TypePad post creating, editing and management ... There's NOT an app for that. At least, not on the iPad. The rather dated iPhone app can be fired up on an iPad, and might be of some value if it were a true universal app... But it's not.

So, the alternative means is what I am doing now.... Using the web-based editor on the TypePad.com site, using the Safari browser which really sucks when trying to use the WYSIWYG editor. It can't. Not really. For example, right now I'm trying to scroll back up to the beginning of this post. #TypePadeditorFail. My only option is to use their Lite Editor. Gaak.

So, it is with some hope and an optimistic point of view that I look forward to the arrival of iOS4 for the iPad, and with less optimism that TypePad (or some brave third party) will provide a decent TypePad blogging & blog management app. Kthxbye.

Saturday
Apr242010

Those are our words on that screen.

It's a quiet Saturday morning, and I've been leisurely cruising the sources I use to 'catch up' with people whose thought I enjoy. In this case, I came across a reference to a blog post by Steven Johnson, entitled 'The Glass Box and the Commonplace Book.' It's the transcript of the Hearst New Media lecture he gave on April 22, subtitled 'Two Paths For the Future of Text.' As usual, Johnson's written it (and, I'm sure, delivered it) lovingly.

What has, however, rousted me from my slothful and infrequent blogging is his point regarding Apple's iBook application on the iPad.

Take a look at this screen. This, as you all probably know, is Apple's new iBook application for the iPad. IbookWhat I've done here is shown you what happens when you try to copy a paragraph of text. You get the familiar iPhone-style clipping handles, and you get two options 'Highlight' and 'Bookmark.' But you can't actually copy the text, to paste it into your own private commonplace book, or email it to a friend, or blog about it. And of course there's no way to link to it. What's worse: the book in question is Penguin's edition of Darwin's Descent of Man, which is in the public domain. Those are our words on that screen. We have a right to them.

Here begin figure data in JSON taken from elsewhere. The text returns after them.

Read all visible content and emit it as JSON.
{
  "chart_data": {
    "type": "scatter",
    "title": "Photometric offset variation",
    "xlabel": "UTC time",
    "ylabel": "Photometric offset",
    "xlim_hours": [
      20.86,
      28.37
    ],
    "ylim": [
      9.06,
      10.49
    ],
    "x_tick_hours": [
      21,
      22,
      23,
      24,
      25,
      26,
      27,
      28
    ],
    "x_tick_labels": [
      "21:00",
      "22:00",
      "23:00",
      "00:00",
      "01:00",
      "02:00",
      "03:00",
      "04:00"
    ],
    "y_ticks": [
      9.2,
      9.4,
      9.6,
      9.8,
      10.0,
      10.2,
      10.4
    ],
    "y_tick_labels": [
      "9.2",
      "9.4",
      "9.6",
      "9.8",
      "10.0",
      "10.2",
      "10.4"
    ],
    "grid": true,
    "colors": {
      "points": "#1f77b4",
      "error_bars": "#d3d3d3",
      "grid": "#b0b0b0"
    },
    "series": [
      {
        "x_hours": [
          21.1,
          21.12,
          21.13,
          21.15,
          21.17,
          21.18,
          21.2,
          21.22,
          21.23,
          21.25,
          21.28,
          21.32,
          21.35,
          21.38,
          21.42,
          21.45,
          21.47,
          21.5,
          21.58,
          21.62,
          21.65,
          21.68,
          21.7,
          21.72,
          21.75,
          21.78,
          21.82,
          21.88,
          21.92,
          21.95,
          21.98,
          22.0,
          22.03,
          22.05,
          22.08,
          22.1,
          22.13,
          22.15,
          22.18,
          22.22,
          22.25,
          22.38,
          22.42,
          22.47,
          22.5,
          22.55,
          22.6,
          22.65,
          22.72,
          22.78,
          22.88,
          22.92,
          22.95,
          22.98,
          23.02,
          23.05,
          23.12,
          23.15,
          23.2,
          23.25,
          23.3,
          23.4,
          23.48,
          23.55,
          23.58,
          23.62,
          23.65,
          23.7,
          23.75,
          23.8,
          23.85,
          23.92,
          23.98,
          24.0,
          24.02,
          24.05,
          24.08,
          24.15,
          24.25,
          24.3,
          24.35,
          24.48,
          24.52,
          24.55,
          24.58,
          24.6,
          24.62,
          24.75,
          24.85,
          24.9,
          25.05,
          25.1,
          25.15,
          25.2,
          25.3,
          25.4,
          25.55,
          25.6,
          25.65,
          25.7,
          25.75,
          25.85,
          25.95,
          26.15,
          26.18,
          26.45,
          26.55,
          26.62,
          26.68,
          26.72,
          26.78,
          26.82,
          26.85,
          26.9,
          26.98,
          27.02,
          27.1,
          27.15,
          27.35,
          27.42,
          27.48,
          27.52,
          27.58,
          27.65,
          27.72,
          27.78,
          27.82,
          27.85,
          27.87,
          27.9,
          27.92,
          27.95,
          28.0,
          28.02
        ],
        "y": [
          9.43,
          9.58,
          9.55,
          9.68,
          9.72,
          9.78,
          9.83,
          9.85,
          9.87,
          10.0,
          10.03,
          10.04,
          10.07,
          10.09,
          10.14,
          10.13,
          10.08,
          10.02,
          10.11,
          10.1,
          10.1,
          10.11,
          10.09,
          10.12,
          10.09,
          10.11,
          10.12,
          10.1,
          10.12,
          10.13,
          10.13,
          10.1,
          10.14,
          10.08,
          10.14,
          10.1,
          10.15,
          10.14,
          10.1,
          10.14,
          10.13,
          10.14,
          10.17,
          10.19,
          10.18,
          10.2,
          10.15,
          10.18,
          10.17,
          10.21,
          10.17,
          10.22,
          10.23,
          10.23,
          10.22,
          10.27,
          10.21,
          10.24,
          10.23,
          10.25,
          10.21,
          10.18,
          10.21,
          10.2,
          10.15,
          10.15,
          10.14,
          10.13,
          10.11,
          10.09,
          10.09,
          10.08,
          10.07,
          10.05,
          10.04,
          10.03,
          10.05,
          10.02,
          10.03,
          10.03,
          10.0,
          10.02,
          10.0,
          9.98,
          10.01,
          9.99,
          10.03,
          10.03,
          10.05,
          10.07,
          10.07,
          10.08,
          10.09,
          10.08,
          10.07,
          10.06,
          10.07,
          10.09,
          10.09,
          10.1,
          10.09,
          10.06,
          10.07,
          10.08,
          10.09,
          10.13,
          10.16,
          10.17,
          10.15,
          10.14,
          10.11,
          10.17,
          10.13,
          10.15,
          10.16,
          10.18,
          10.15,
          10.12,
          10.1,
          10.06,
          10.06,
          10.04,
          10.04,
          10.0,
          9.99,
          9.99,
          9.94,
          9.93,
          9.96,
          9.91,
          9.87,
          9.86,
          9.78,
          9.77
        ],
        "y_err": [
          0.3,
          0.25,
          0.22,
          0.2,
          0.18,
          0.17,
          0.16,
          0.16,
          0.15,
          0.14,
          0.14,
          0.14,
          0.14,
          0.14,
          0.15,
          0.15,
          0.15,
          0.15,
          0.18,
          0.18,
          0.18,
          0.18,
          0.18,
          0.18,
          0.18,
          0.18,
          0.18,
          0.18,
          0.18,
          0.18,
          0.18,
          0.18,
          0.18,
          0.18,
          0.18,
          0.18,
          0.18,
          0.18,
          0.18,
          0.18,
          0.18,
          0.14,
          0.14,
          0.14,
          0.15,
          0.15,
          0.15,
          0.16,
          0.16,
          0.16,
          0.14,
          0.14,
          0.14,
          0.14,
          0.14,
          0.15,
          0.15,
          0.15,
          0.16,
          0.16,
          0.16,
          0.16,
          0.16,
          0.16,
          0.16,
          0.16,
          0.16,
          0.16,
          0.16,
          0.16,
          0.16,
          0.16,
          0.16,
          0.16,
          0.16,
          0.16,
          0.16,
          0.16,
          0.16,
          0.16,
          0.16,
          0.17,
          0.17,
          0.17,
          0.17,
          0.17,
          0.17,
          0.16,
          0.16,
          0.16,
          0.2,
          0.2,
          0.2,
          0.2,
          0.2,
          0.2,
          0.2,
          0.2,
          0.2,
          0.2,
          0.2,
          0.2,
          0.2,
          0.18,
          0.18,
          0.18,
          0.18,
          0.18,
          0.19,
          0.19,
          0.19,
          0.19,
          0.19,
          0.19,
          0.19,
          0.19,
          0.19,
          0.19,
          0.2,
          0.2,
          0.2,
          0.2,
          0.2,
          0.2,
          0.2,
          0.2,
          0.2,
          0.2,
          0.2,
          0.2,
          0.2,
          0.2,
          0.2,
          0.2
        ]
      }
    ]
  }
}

The simple point regarding the ownership and use of information and the public domain is what stirs me. Those are our words on that screen. We have a right to them.

Like Johnson, I have no particular problem with paywalls, or compensating an artist for the ability to enjoy / consume that person's efforts. Reasonable limits to protect the rights of the author/composer/performer make sense to me, but I will also repeat Steven's position as one I consider my own:

But I also don't want to mince words. When your digital news feed doesn't contain links, when it cannot be linked to, when it can't be indexed, when you can't copy a paragraph and paste it into another application: when this happens your news feed is not flawed or backwards looking or frustrating. It is broken.

And, then a reason for optimism: Common-placing as a value proposition for authors and publications. He calls out the Pulitzer Prize winning ProPublica as an example.

A number of commentators have discussed the role of non-profits in filling the hole created by the decline of print newspapers. But they have underestimated the textual productivity of organizations that are incentivized to connect, not protect, their words. A single piece of information designed to flow through the entire ecosystem of news will create more value than a piece of information sealed up in a glass box.

And though this applies as well to the citizen journalist and blogger/commentator, the support of this role within the realm of professional journalism is tremendously important. He goes on to argue that the connectivity derived from the web is more powerful than its filtering and 'echo-chambering' effect.

The reason the web works as wonderfully as it does is because the medium leads us, sometimes against our will, into common places, not glass boxes. It's our job -- as journalists, as educators, as publishers, as software developers, and maybe most importantly, as readers -- to keep those connections alive.